Teraz współpraca przestała się układać: dzielnicowe koalicje się rozpadają, szeregowi działacze PO narzekają na zbyt duży wpływ MJN na miasto i przypominają o wyniku wyborów, zaś aktywiści żądają dymisji nieprzyjaznego im wiceprezydenta Roberta Soszyńskiego. W nocy 14/15 września wawerscy radni odwołali wiceburmistrza Jacka Wiśnickiego, reprezentującego powiązane z MJN stowarzyszenie Razem dla Wawra. Teraz obie strony konfliktu starają się sprzedać mieszkańcom własną legendę, próbując przedstawić typowo polityczny spór jako merytoryczny. Aktywiści, którzy zdobyli w wyborach 5,7% głosów uważają, że najlepiej znają potrzeby warszawiaków, zaś PO oskarża ich o brak profesjonalizmu w pracy samorządowej.
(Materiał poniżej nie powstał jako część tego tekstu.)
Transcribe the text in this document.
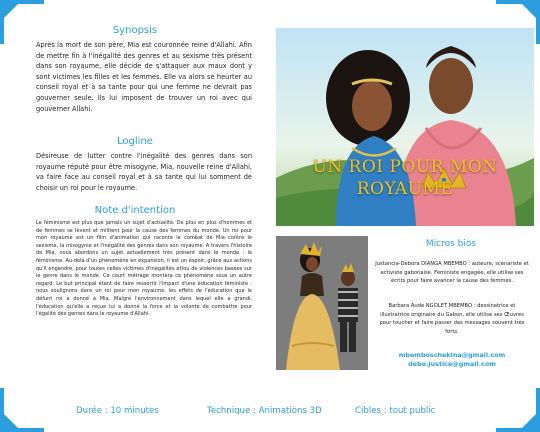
Synopsis

Après la mort de son père, Mia est couronnée reine d'Allahi. Afin de mettre fin à l'inégalité des genres et au sexisme très présent dans son royaume, elle décide de s'attaquer aux maux dont y sont victimes les filles et les femmes. Elle va alors se heurter au conseil royal et à sa tante pour qui une femme ne devrait pas gouverner seule. Ils lui imposent de trouver un roi avec qui gouverner Allahi.

Logline

Désireuse de lutter contre l'inégalité des genres dans son royaume réputé pour être misogyne, Mia, nouvelle reine d'Allahi, va faire face au conseil royal et à sa tante qui lui somment de choisir un roi pour le royaume.

Note d'intention

Le féminisme est plus que jamais un sujet d'actualité. De plus en plus d'hommes et de femmes se lèvent et militent pour la cause des femmes du monde. Un roi pour mon royaume est un film d'animation qui raconte le combat de Mia contre le sexisme, la misogynie et l'inégalité des genres dans son royaume. A travers l'histoire de Mia, nous abordons un sujet actuellement très présent dans le monde : le féminisme. Au-delà d'un phénomène en expansion, il est un espoir, grâce aux actions qu'il engendre, pour toutes celles victimes d'inégalités et/ou de violences basées sur le genre dans le monde. Ce court métrage montera ce phénomène sous un autre regard. Le but principal étant de faire ressortir l'impact d'une éducation féministe : nous soulignons dans un roi pour mon royaume, les effets de l'éducation que le défunt roi a donné à Mia. Malgré l'environnement dans lequel elle a grandi, l'éducation qu'elle a reçue lui a donné la force et la volonté de combattre pour l'égalité des genres dans le royaume d'Allahi.

UN ROI POUR MON
ROYAUME
Micros bios

Justancia-Debora DIANGA MBEMBO : auteure, scénariste et activiste gabonaise. Féministe engagée, elle utilise ses écrits pour faire avancer la cause des femmes.

Barbara Aude NGOLET MBEMBO : dessinatrice et illustratrice originaire du Gabon, elle utilise ses Œuvres pour toucher et faire passer des messages souvent très forts.

mbemboschekina@gmail.com

debo.justice@gmail.com

Durée : 10 minutes	Technique : Animations 3D	Cibles : tout public
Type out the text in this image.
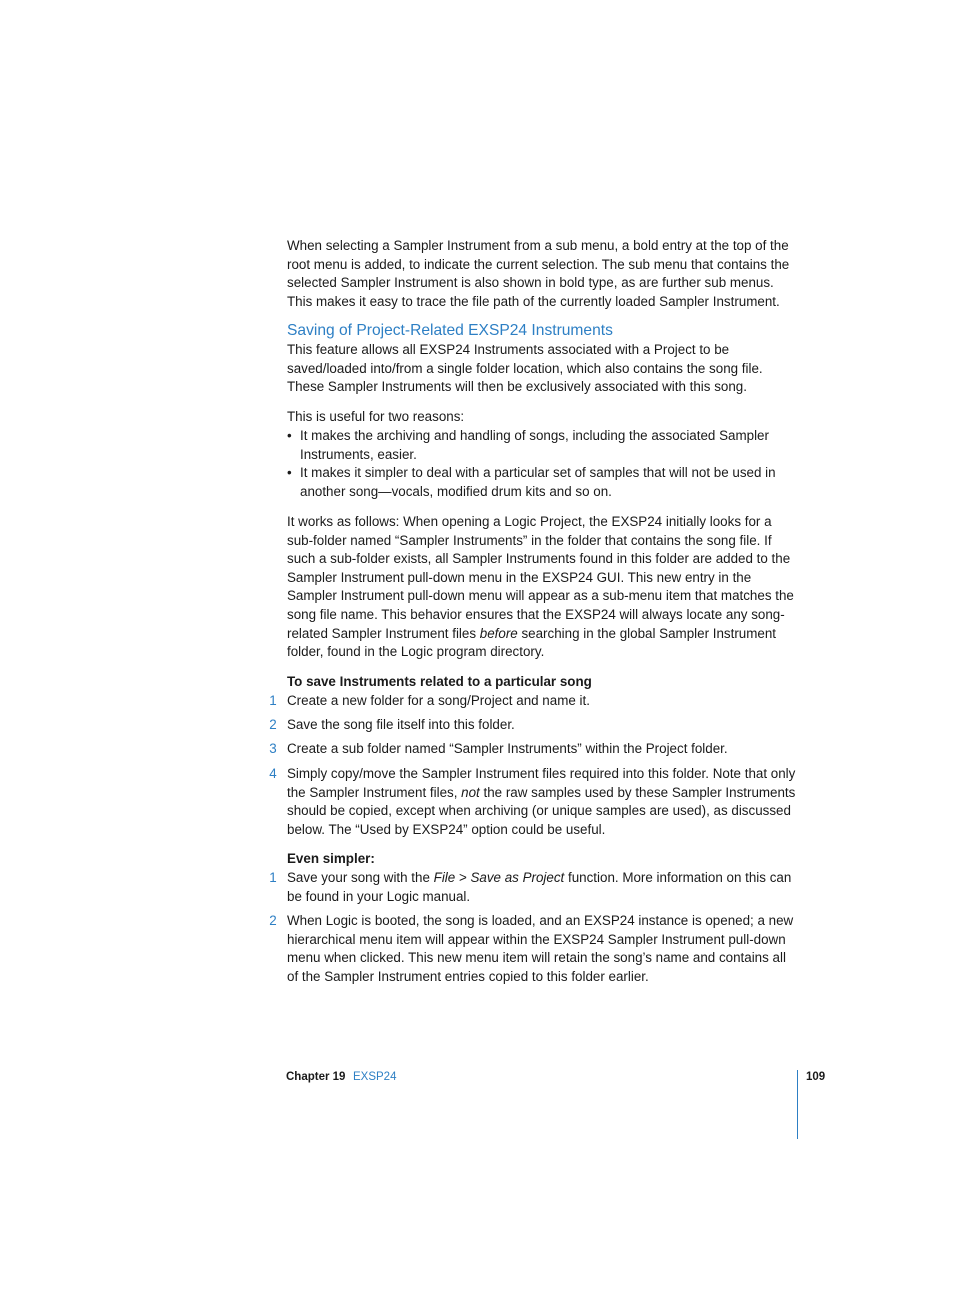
When selecting a Sampler Instrument from a sub menu, a bold entry at the top of the root menu is added, to indicate the current selection. The sub menu that contains the selected Sampler Instrument is also shown in bold type, as are further sub menus. This makes it easy to trace the file path of the currently loaded Sampler Instrument.

Saving of Project-Related EXSP24 Instruments

This feature allows all EXSP24 Instruments associated with a Project to be saved/loaded into/from a single folder location, which also contains the song file. These Sampler Instruments will then be exclusively associated with this song.

This is useful for two reasons:

• It makes the archiving and handling of songs, including the associated Sampler Instruments, easier.
• It makes it simpler to deal with a particular set of samples that will not be used in another song—vocals, modified drum kits and so on.

It works as follows: When opening a Logic Project, the EXSP24 initially looks for a sub-folder named “Sampler Instruments” in the folder that contains the song file. If such a sub-folder exists, all Sampler Instruments found in this folder are added to the Sampler Instrument pull-down menu in the EXSP24 GUI. This new entry in the Sampler Instrument pull-down menu will appear as a sub-menu item that matches the song file name. This behavior ensures that the EXSP24 will always locate any song-related Sampler Instrument files before searching in the global Sampler Instrument folder, found in the Logic program directory.

To save Instruments related to a particular song

1 Create a new folder for a song/Project and name it.
2 Save the song file itself into this folder.
3 Create a sub folder named “Sampler Instruments” within the Project folder.
4 Simply copy/move the Sampler Instrument files required into this folder. Note that only the Sampler Instrument files, not the raw samples used by these Sampler Instruments should be copied, except when archiving (or unique samples are used), as discussed below. The “Used by EXSP24” option could be useful.

Even simpler:

1 Save your song with the File > Save as Project function. More information on this can be found in your Logic manual.
2 When Logic is booted, the song is loaded, and an EXSP24 instance is opened; a new hierarchical menu item will appear within the EXSP24 Sampler Instrument pull-down menu when clicked. This new menu item will retain the song’s name and contains all of the Sampler Instrument entries copied to this folder earlier.
Chapter 19 EXSP24	109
- Prawdziwym powodem rozpadu koalicji jest fakt wyciągania przez kolegów i koleżanki Jacka informacji obciążających szefa wawerskiej PO Leszka Baraniewskiego - twierdzi MJN. - Politycy PO, zamiast usunąć ze swojego grona zgniłe jajo, postanowili usunąć Jacka Wiśnickiego i Razem dla Wawra. Plemienna mentalność zwyciężyła nad racjonalną kalkulacją, co jest dobre dla dzielnicy.
- Zmiany w koalicji wynikały z konieczności zwiększenia skuteczności działania urzędu, która ze względu na znaczące różnice w podejściu do pojęcia odpowiedzialności, jaką przedstawiało stowarzyszenie Razem dla Wawra, nie była moim zdaniem wystarczająca - odpowiada enigmatycznie burmistrz Norbert Szczepański. - W tym miejscu muszę wyraźnie powtórzyć to, co podczas sesji rady dzielnicy podkreślałem wielokrotnie: odwołanie wiceburmistrza Wiśnickiego jest naturalną konsekwencją rozpadu koalicji i nie wiążę się w żaden sposób z oceną jego pracy, a związana jest jedynie z negatywną oceną działań klubu Razem dla Wawra.